Après la période « Auteur » de Van Sant, après celle de « l’Artisan » (hollywoodien), Gerry inaugure la phase « Artiste » de son œuvre. Gerry, Elephant, Last Days rompent à la fois avec la facture hollywoodienne des quatre précédents films, sans revenir pour autant à l’esthétique des premiers. Le récit y prend une forme d’installation, à base de boucles temporelles, réitération de situations, primauté de la sensation sonore et optique pure. Les trois films orchestrent des rondes à la fois calmes et morbides, douces mais létales. Par maints aspects (la figure de l’adolescent, l’inscription de l’action à Portland, les effets de déconstruction temporelle du récit, le financement en large partie français du film), Paranoid Park prolonge la trilogie de la mort amorcée avec Gerry. Et pourtant, le film esquisse aussi une nouvelle échappée. Le film est moins arc-bouté sur un dispositif conceptuel, plus simplement narratif. Et le retour au récit ouvre à nouveau sur la possibilité de l’amour et du « happy end ».

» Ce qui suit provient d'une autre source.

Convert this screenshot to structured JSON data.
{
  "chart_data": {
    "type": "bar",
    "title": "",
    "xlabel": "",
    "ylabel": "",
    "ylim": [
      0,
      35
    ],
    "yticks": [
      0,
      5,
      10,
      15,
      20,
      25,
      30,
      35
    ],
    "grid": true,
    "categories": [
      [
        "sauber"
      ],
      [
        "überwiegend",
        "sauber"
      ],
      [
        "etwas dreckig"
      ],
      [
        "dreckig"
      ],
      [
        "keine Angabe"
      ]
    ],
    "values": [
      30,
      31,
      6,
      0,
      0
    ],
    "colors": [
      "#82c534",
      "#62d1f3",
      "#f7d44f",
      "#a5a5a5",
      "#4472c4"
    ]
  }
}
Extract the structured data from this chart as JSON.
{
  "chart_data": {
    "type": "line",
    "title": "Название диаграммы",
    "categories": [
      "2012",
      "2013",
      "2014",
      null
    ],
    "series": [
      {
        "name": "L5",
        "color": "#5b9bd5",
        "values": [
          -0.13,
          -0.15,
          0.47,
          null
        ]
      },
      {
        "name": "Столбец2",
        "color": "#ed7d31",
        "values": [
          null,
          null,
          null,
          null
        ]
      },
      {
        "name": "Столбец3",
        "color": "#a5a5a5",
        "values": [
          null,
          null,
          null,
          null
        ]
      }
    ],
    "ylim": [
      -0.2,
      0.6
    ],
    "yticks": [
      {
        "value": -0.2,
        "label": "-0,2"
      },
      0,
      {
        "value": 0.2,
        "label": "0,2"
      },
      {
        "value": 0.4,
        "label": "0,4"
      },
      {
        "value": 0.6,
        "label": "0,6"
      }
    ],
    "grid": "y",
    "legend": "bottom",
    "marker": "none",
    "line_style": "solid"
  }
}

Peu d’œuvres, ces vingt dernières années, ont aussi méthodiquement exploré les différentes positions (à la fois économique et esthétique) que pouvait occuper un cinéaste dans tout le spectre du cinéma (et on ne parle même pas de tous les « home movies » de quelques minutes, clips, objets divers qu’elle recèle et qui restent pour la plupart invisibles). Nul doute que cette œuvre labile d’un cinéaste encore à peine quinquagénaire n’a pas fini de prendre des directions imprévues dans sa trajectoire vagabonde.